Bright houses, busy streets, fast cars. Motion, action, people. Everyone with a job, everyone with something to do. One here, two there, a few over there. Overshadowed by unseen hands, all proceeds according to purpose. Empty hearts hiding in empty homes, all hollow. All shallow. All plastic. CLICK. Another LEGO brick falls.
Ice cream says a lot about a person. Eveyrone has a flavor that sticks out to them, and for different reasons. French Vanilla enthusiasts tend to enjoy the simle joys of life, while proponents of the Moose Tracks School of Philosophy tend to look for whatever’s new and awesome to hold their attention. In the end, it’s all ice cream, and we can all agree it’s awesome. It has its’ nuances, we love it for different reasons, but in the end we enjoy it because it simply satisfies a craving we have. Much like hobbies tend to satisfy our cravings in other areas, something seen very clearly in Gundam Build Fighters.
Build Fighters was one of my first Gundam series, and it remains one of my favorite series to this day. There’s so much to love about the series: the intense fights, the memorable characters, the interesting storyline (for a kids show, at least). But what sticks out to me the most is how much it resonates with my childhood. Growing up, I was the biggest LEGO nerd ever. I could spew out info on every main LEGO theme, tell you who the best builders were for each genre, and what major news outlets carried the latest news about the progression of colored construction bricks. LEGO was more than a hobby for me: it was a lifestyle. As much a part of me as breathing and eating were, and the protaganists of Build Fighters are much the same with their love for Gunpla.
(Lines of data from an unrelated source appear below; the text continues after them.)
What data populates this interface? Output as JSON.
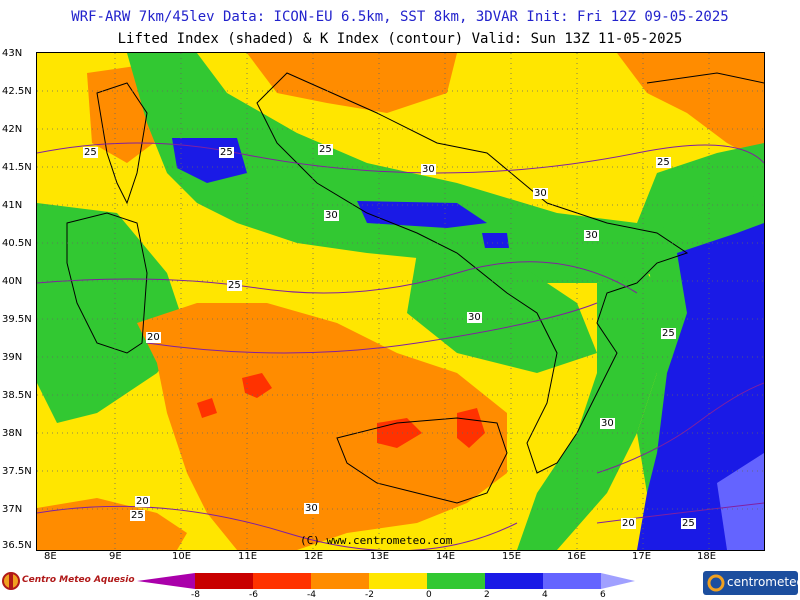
{
  "header": {
    "line1": "WRF-ARW 7km/45lev  Data: ICON-EU 6.5km, SST 8km, 3DVAR  Init: Fri 12Z 09-05-2025",
    "line2": "Lifted Index (shaded) & K Index (contour)  Valid: Sun 13Z 11-05-2025"
  },
  "axes": {
    "lat_labels": [
      "43N",
      "42.5N",
      "42N",
      "41.5N",
      "41N",
      "40.5N",
      "40N",
      "39.5N",
      "39N",
      "38.5N",
      "38N",
      "37.5N",
      "37N",
      "36.5N"
    ],
    "lon_labels": [
      "8E",
      "9E",
      "10E",
      "11E",
      "12E",
      "13E",
      "14E",
      "15E",
      "16E",
      "17E",
      "18E"
    ]
  },
  "map_credit": "(C) www.centrometeo.com",
  "contour_labels": [
    "25",
    "25",
    "25",
    "30",
    "30",
    "30",
    "25",
    "30",
    "25",
    "30",
    "25",
    "20",
    "30",
    "20",
    "25",
    "30",
    "20",
    "25"
  ],
  "colorbar": {
    "ticks": [
      "-8",
      "-6",
      "-4",
      "-2",
      "0",
      "2",
      "4",
      "6"
    ],
    "colors": [
      "#aa00aa",
      "#c80000",
      "#ff3200",
      "#ff8c00",
      "#ffe600",
      "#32c832",
      "#1a1ae6",
      "#6464ff",
      "#a0a0ff"
    ]
  },
  "logos": {
    "left": "Centro Meteo Aquesio",
    "right": "centrometeo"
  }
}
While an anime about constructing intricate little robot figurines and having them battle through the magic of science might sound a bit silly on paper, the substance of the show does hold some truths about how we as humans interact with the world around us. Much like my 13-year-old self, each character in the show simply loves building, fighting, and testing their Gunpla. From the main character to the antagonists, they all have a love for and find a joy in perfecting each and every one of their creations. To them, to create is who they are. And to some extent, it’s true for all of us. Snapping together bits of colored plastic might not be your thing, but I’m sure you have some hobby that you simply just enjoy.
To create is to be human, whether that be creating new skills on the basketball court, creating new worlds hidden within words, or creating a new tones and melodies on the piano. Diverse as we are, we share a love for the unseen, a desire to improve, and a resolve to find ourselves in the machine of life, as it were. We find joy in creation, and that joy is something shared by our mutual Creator. From handcrafting the galaxies to making humans “in [His] image, according to [His] likeness” (Gen 1:26), God’s love for the act of creating, making, and testing limits resides in all of us. Main difference between ourselves and God, however, is that we don’t fully understand ourselves. We’re still learning, still growing, still taking each day one step at a time. It’s a journey, a process. One that takes time and exploration, but in the end brings us closer and closer to understanding who we are, and our place in this crazy world.